En 1850, El Hadj Omar lança son djihad (guerre sainte) contre les populations non musulmanes de la région. Son armée, équipée d'armes légères européennes reçues de trafiquants britanniques de Sierra Leone, s'attaqua aux Sérères, Wolofs, Soninkés et Khassonkés, occupant leurs territoires ainsi que le Bambouk en 1853.
La Conquête d'un Empire (1854-1862)
La campagne militaire d'El Hadj Omar prit rapidement de l'ampleur. En 1854, il s'empara de la capitale bambara de Nioro, marquant le début de la conquête du royaume Massassi. Deux ans plus tard, en 1856, il annexa le royaume bambara du Kaarta, réprimant sévèrement les révoltes.
Parallèlement, El Hadj Omar dut affronter l'armée coloniale française, menée par Louis Faidherbe. Après avoir déclaré la guerre au royaume du Khasso en 1857 et assiégé le fort de Médine, ses troupes furent repoussées par Faidherbe en juillet de la même année.
Entre 1858 et 1861, le chef de guerre toucouleur concentra ses efforts sur les royaumes bambaras du Kaarta et de Ségou. Le 10 mars 1861, il s'empara de la capitale Ségou, qu'il confia un an plus tard à son fils Ahmadou. Sa campagne culmina avec la prise d'Hamdallaye, capitale de l'empire peul du Macina, le 16 mars 1862, après trois batailles sanglantes faisant plus de 70 000 morts.
Un État Théocratique et Esclavagiste
El Hadj Omar gouverna ses vastes territoires conquis en tant qu'État théocratique, appliquant la loi coranique comme principe fondamental. Assisté d'un conseil composé de grands marabouts, de ses frères et de compagnons de voyage, il s'inspira du modèle égypto-turc avec une division du pouvoir entre un gouverneur civil et un gouverneur militaire.
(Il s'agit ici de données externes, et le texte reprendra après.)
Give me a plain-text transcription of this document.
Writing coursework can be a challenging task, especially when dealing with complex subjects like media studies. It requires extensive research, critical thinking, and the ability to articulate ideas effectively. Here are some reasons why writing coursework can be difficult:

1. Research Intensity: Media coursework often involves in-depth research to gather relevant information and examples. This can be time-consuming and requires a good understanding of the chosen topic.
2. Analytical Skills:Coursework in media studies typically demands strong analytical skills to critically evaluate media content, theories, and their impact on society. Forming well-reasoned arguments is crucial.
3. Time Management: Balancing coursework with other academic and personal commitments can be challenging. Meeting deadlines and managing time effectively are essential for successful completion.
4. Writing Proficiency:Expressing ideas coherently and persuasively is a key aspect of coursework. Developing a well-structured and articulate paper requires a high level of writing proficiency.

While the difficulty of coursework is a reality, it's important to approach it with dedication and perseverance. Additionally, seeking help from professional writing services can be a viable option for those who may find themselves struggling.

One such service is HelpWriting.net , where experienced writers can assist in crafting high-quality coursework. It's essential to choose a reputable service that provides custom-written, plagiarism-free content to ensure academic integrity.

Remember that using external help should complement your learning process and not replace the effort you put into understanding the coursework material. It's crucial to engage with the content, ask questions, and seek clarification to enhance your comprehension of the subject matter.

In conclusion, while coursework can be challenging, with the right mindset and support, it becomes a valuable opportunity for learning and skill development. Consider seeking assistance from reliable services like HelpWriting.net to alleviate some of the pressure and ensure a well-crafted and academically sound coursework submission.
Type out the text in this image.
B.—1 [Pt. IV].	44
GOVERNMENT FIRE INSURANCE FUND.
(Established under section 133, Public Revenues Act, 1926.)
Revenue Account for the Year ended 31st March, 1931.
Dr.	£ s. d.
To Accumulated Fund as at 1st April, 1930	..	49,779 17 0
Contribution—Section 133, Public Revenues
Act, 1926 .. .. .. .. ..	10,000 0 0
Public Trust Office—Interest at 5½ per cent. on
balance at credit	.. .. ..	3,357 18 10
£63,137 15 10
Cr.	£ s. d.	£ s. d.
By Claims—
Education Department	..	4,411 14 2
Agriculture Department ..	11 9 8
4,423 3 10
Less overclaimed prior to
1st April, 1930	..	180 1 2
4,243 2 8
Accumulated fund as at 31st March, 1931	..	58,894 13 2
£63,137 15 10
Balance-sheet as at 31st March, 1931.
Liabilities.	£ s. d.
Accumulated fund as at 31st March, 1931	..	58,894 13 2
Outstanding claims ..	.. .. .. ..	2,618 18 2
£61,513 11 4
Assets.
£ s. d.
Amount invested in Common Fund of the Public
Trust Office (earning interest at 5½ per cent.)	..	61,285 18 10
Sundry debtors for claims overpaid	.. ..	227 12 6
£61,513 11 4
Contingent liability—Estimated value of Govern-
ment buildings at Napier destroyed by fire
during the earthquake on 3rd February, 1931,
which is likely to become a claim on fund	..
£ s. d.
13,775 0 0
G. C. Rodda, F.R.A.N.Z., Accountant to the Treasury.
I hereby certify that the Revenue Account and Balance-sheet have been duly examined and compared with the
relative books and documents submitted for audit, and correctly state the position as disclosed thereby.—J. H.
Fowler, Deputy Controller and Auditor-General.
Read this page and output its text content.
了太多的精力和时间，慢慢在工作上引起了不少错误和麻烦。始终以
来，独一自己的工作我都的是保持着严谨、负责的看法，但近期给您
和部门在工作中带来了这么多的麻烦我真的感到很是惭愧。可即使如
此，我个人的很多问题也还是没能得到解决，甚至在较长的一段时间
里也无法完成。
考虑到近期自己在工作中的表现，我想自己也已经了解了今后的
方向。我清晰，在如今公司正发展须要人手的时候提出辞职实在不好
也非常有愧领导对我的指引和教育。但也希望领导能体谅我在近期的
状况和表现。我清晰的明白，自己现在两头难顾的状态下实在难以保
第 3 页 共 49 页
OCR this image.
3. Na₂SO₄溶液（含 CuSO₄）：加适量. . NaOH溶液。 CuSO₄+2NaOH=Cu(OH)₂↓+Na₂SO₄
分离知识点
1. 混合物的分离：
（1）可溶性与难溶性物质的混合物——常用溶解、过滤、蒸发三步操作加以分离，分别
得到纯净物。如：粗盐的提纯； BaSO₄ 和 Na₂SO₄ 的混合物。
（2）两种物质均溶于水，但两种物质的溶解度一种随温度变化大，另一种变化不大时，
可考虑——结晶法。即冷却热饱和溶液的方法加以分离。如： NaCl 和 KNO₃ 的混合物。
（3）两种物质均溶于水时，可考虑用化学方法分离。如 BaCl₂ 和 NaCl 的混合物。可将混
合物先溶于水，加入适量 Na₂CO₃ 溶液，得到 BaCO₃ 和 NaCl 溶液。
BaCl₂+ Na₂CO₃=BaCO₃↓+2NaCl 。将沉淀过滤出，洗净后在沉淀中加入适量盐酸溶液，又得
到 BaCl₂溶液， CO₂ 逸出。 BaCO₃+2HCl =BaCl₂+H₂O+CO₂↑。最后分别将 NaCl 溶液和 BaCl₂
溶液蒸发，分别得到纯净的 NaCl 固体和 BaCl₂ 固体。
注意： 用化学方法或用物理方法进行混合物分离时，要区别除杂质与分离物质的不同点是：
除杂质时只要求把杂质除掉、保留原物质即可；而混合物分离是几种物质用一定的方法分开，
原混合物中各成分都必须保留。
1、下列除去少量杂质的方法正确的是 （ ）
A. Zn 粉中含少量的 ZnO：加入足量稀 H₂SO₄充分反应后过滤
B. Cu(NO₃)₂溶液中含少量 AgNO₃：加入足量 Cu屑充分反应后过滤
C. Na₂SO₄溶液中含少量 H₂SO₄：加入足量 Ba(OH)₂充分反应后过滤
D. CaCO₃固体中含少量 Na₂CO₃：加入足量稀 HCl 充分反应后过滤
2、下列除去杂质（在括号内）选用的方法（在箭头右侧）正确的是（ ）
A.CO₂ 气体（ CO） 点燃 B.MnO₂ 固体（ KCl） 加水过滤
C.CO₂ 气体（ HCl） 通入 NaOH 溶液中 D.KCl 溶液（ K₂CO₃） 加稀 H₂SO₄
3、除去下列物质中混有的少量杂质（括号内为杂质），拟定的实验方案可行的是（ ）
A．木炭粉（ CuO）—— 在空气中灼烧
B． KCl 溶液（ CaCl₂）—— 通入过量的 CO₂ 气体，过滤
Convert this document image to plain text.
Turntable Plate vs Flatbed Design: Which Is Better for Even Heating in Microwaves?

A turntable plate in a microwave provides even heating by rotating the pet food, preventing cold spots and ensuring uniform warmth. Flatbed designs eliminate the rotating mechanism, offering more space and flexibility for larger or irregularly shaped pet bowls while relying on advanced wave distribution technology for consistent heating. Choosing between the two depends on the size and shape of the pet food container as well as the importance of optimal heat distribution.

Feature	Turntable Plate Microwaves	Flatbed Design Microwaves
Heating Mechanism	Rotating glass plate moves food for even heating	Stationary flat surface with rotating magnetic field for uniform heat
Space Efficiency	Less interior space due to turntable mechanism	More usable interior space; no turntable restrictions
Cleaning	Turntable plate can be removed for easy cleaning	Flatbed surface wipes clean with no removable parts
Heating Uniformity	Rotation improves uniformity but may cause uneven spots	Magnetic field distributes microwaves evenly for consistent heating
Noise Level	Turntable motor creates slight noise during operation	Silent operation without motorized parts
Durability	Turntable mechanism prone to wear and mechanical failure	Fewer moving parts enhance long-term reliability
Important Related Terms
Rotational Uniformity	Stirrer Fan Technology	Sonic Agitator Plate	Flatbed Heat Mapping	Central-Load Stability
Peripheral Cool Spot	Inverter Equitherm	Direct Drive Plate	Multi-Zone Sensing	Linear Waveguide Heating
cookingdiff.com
Bien que mû par une idéologie universaliste de l'islam et un projet de rénovation égalitaire de la société, l'empire d'El Hadj Omar reposait en grande partie sur le trafic d'esclaves, à l'instar de la colonisation peule menée par Modibbo Adama dans l'Adamaoua.
La Fin Mystérieuse d'un Conquérant (1864)
En 1864, après avoir pris Hamdallaye, El Hadj Omar dut faire face à une révolte qui le contraignit à se réfugier dans les grottes de Deguembéré, près de Bandiagara. C'est là que, dans des circonstances restées obscures, le grand conquérant disparut mystérieusement le 12 février 1864.
Son neveu Tidiani Tall lui succéda à la tête de l'empire, installant la capitale à Bandiagara. Son fils Ahmadou Tall régna quant à lui sur Ségou, Nioro et une partie du Niger jusqu'à la conquête française en 1893. Un autre de ses fils, Aguibou Tall, fut nommé sultan du Macina par les Français en 1892.
Conclusion
L'épopée d'El Hadj Omar Tall, retracée dans la Kacida de Mohamadou Allou Tyam, a profondément marqué l'imaginaire des peuples d'Afrique de l'Ouest. Bien que son empire n'ait survécu que quelques décennies, sa quête spirituelle, ses conquêtes militaires et sa vision d'un État islamique ont façonné durablement l'histoire de cette région. El Hadj Omar demeure une figure majeure de la diffusion de l'islam et de la résistance face à la colonisation européenne au XIXe siècle.